Lucas Costanzi Pour moi, cette dynamique entre le monde extérieur et le retour à soi est essentielle. Nous vivons immergés dans un flux constant de stimuli, d’informations et d’exigences qui nous éloignent de notre intériorité, et je crois que c’est précisément dans ce contrepoint que nous trouvons un chemin vers une plus grande authenticité et un sens profond.

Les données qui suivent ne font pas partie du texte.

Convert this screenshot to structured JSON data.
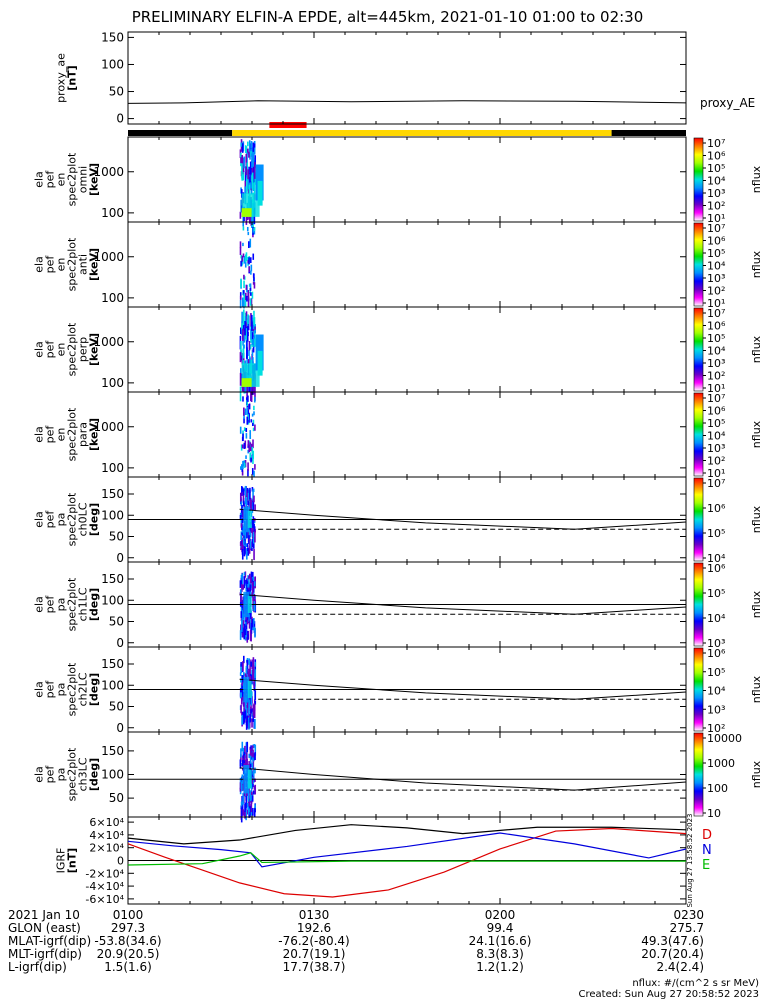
{
  "title": "PRELIMINARY ELFIN-A EPDE, alt=445km, 2021-01-10 01:00 to 02:30",
  "colors": {
    "sci_zone": "#ff0000",
    "day_bar": "#ffd700",
    "night_bar": "#000000",
    "grid": "#000000"
  },
  "chart_data": [
    {
      "type": "line",
      "panel": "proxy_ae",
      "ylabel": [
        "proxy_ae",
        "[nT]"
      ],
      "yticks": [
        "0",
        "50",
        "100",
        "150"
      ],
      "ylim": [
        -10,
        160
      ],
      "series": [
        {
          "name": "proxy_AE",
          "x": [
            1.0,
            1.15,
            1.35,
            1.6,
            1.9,
            2.2,
            2.5
          ],
          "values": [
            28,
            29,
            33,
            31,
            33,
            32,
            29
          ]
        }
      ]
    },
    {
      "type": "heatmap",
      "panel": "spec_omni",
      "ylabel": [
        "ela",
        "pef",
        "en",
        "spec2plot",
        "omni",
        "[keV]"
      ],
      "yticks": [
        "100",
        "1000"
      ],
      "ylim_keV": [
        60,
        7000
      ],
      "zlabel": "nflux",
      "zticks": [
        "10¹",
        "10²",
        "10³",
        "10⁴",
        "10⁵",
        "10⁶",
        "10⁷"
      ],
      "active_x": [
        1.3,
        1.34
      ]
    },
    {
      "type": "heatmap",
      "panel": "spec_anti",
      "ylabel": [
        "ela",
        "pef",
        "en",
        "spec2plot",
        "anti",
        "[keV]"
      ],
      "yticks": [
        "100",
        "1000"
      ],
      "ylim_keV": [
        60,
        7000
      ],
      "zlabel": "nflux",
      "zticks": [
        "10¹",
        "10²",
        "10³",
        "10⁴",
        "10⁵",
        "10⁶",
        "10⁷"
      ],
      "active_x": [
        1.3,
        1.34
      ]
    },
    {
      "type": "heatmap",
      "panel": "spec_perp",
      "ylabel": [
        "ela",
        "pef",
        "en",
        "spec2plot",
        "perp",
        "[keV]"
      ],
      "yticks": [
        "100",
        "1000"
      ],
      "ylim_keV": [
        60,
        7000
      ],
      "zlabel": "nflux",
      "zticks": [
        "10¹",
        "10²",
        "10³",
        "10⁴",
        "10⁵",
        "10⁶",
        "10⁷"
      ],
      "active_x": [
        1.3,
        1.34
      ]
    },
    {
      "type": "heatmap",
      "panel": "spec_para",
      "ylabel": [
        "ela",
        "pef",
        "en",
        "spec2plot",
        "para",
        "[keV]"
      ],
      "yticks": [
        "100",
        "1000"
      ],
      "ylim_keV": [
        60,
        7000
      ],
      "zlabel": "nflux",
      "zticks": [
        "10¹",
        "10²",
        "10³",
        "10⁴",
        "10⁵",
        "10⁶",
        "10⁷"
      ],
      "active_x": [
        1.3,
        1.34
      ]
    },
    {
      "type": "heatmap",
      "panel": "pa_ch0",
      "ylabel": [
        "ela",
        "pef",
        "pa",
        "spec2plot",
        "ch0LC",
        "[deg]"
      ],
      "yticks": [
        "0",
        "50",
        "100",
        "150"
      ],
      "ylim": [
        -10,
        190
      ],
      "zlabel": "nflux",
      "zticks": [
        "10⁴",
        "10⁵",
        "10⁶",
        "10⁷"
      ],
      "lc_x": [
        1.3,
        1.5,
        1.8,
        2.2,
        2.5
      ],
      "lc": [
        114,
        100,
        82,
        67,
        84
      ],
      "antilc_x": [
        1.35,
        2.5
      ],
      "antilc": [
        67,
        67
      ],
      "active_x": [
        1.3,
        1.34
      ]
    },
    {
      "type": "heatmap",
      "panel": "pa_ch1",
      "ylabel": [
        "ela",
        "pef",
        "pa",
        "spec2plot",
        "ch1LC",
        "[deg]"
      ],
      "yticks": [
        "0",
        "50",
        "100",
        "150"
      ],
      "ylim": [
        -10,
        190
      ],
      "zlabel": "nflux",
      "zticks": [
        "10³",
        "10⁴",
        "10⁵",
        "10⁶"
      ],
      "lc_x": [
        1.3,
        1.5,
        1.8,
        2.2,
        2.5
      ],
      "lc": [
        114,
        100,
        82,
        67,
        84
      ],
      "antilc_x": [
        1.35,
        2.5
      ],
      "antilc": [
        67,
        67
      ],
      "active_x": [
        1.3,
        1.34
      ]
    },
    {
      "type": "heatmap",
      "panel": "pa_ch2",
      "ylabel": [
        "ela",
        "pef",
        "pa",
        "spec2plot",
        "ch2LC",
        "[deg]"
      ],
      "yticks": [
        "0",
        "50",
        "100",
        "150"
      ],
      "ylim": [
        -10,
        190
      ],
      "zlabel": "nflux",
      "zticks": [
        "10²",
        "10³",
        "10⁴",
        "10⁵",
        "10⁶"
      ],
      "lc_x": [
        1.3,
        1.5,
        1.8,
        2.2,
        2.5
      ],
      "lc": [
        114,
        100,
        82,
        67,
        84
      ],
      "antilc_x": [
        1.35,
        2.5
      ],
      "antilc": [
        67,
        67
      ],
      "active_x": [
        1.3,
        1.34
      ]
    },
    {
      "type": "heatmap",
      "panel": "pa_ch3",
      "ylabel": [
        "ela",
        "pef",
        "pa",
        "spec2plot",
        "ch3LC",
        "[deg]"
      ],
      "yticks": [
        "50",
        "100",
        "150"
      ],
      "ylim": [
        10,
        190
      ],
      "zlabel": "nflux",
      "zticks": [
        "10",
        "100",
        "1000",
        "10000"
      ],
      "lc_x": [
        1.3,
        1.5,
        1.8,
        2.2,
        2.5
      ],
      "lc": [
        114,
        100,
        82,
        67,
        84
      ],
      "antilc_x": [
        1.35,
        2.5
      ],
      "antilc": [
        67,
        67
      ],
      "active_x": [
        1.3,
        1.34
      ]
    },
    {
      "type": "line",
      "panel": "igrf",
      "ylabel": [
        "IGRF",
        "[nT]"
      ],
      "yticks": [
        "-6×10⁴",
        "-4×10⁴",
        "-2×10⁴",
        "0",
        "2×10⁴",
        "4×10⁴",
        "6×10⁴"
      ],
      "ylim": [
        -68000,
        68000
      ],
      "side_label": "Sun Aug 27 13:58:52 2023",
      "series": [
        {
          "name": "D",
          "color": "#dd0000",
          "x": [
            1.0,
            1.1,
            1.2,
            1.3,
            1.42,
            1.55,
            1.7,
            1.85,
            2.0,
            2.15,
            2.3,
            2.5
          ],
          "values": [
            26000,
            5000,
            -15000,
            -35000,
            -52000,
            -57000,
            -46000,
            -18000,
            18000,
            46000,
            50000,
            42000
          ]
        },
        {
          "name": "N",
          "color": "#0000dd",
          "x": [
            1.0,
            1.12,
            1.25,
            1.33,
            1.36,
            1.5,
            1.75,
            2.0,
            2.2,
            2.4,
            2.5
          ],
          "values": [
            30000,
            23000,
            17000,
            12000,
            -10000,
            5000,
            22000,
            43000,
            26000,
            4000,
            18000
          ]
        },
        {
          "name": "E",
          "color": "#00bb00",
          "x": [
            1.0,
            1.2,
            1.3,
            1.33,
            1.36,
            1.6,
            2.0,
            2.5
          ],
          "values": [
            -7000,
            -5000,
            7000,
            12000,
            -3000,
            -1000,
            -1000,
            -1000
          ]
        },
        {
          "name": "",
          "color": "#000000",
          "x": [
            1.0,
            1.15,
            1.3,
            1.45,
            1.6,
            1.75,
            1.9,
            2.1,
            2.3,
            2.5
          ],
          "values": [
            35000,
            26000,
            32000,
            47000,
            56000,
            51000,
            42000,
            52000,
            52000,
            48000
          ]
        }
      ]
    }
  ],
  "bottom_axis": {
    "row_labels": [
      "2021 Jan 10",
      "GLON (east)",
      "MLAT-igrf(dip)",
      "MLT-igrf(dip)",
      "L-igrf(dip)"
    ],
    "columns": [
      {
        "x": 1.0,
        "cells": [
          "0100",
          "297.3",
          "-53.8(34.6)",
          "20.9(20.5)",
          "1.5(1.6)"
        ]
      },
      {
        "x": 1.5,
        "cells": [
          "0130",
          "192.6",
          "-76.2(-80.4)",
          "20.7(19.1)",
          "17.7(38.7)"
        ]
      },
      {
        "x": 2.0,
        "cells": [
          "0200",
          "99.4",
          "24.1(16.6)",
          "8.3(8.3)",
          "1.2(1.2)"
        ]
      },
      {
        "x": 2.5,
        "cells": [
          "0230",
          "275.7",
          "49.3(47.6)",
          "20.7(20.4)",
          "2.4(2.4)"
        ]
      }
    ]
  },
  "footer": {
    "units": "nflux: #/(cm^2 s sr MeV)",
    "created": "Created: Sun Aug 27 20:58:52 2023"
  }
}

Tant dans Teatro das Sombras que dans Em Busca do Self, j’ai cherché à montrer comment nous sommes influencés par des forces collectives — sociales, politiques, culturelles — et comment, sans un mouvement conscient de réflexion et d’intégration, nous risquons de nous perdre dans ce tourbillon. Le retour à soi-même ne signifie pas l’isolement ou l’aliénation, mais un rendez-vous nécessaire pour mieux affronter le monde et les autres.
Votre premier documentaire explore l’ombre, qui incarne d’abord tout ce qui est inconscient en nous, et souligne la nécessité de son intégration, même si celle-ci ne peut être que partielle.
L’idée de parler de l’ombre est née d’une inquiétude personnelle face à ce qui se passait sur la scène politique brésilienne (et occidentale, d’ailleurs). D’un côté, l’ascension d’une droite enragée et rancunière et de l’autre, la propagation de politiques identitaires et d’agendas importés du parti démocrate américain par une gauche sans conception stratégique du pays. Ces deux pôles politiques ont divisé le Brésil, et chaque groupe accusait l’autre d’être responsable des maux qui affligeaient la nation. J’ai trouvé dans la théorie jungienne de l’ombre une voie pour comprendre ce qui se passait: la projection de l’ombre collective.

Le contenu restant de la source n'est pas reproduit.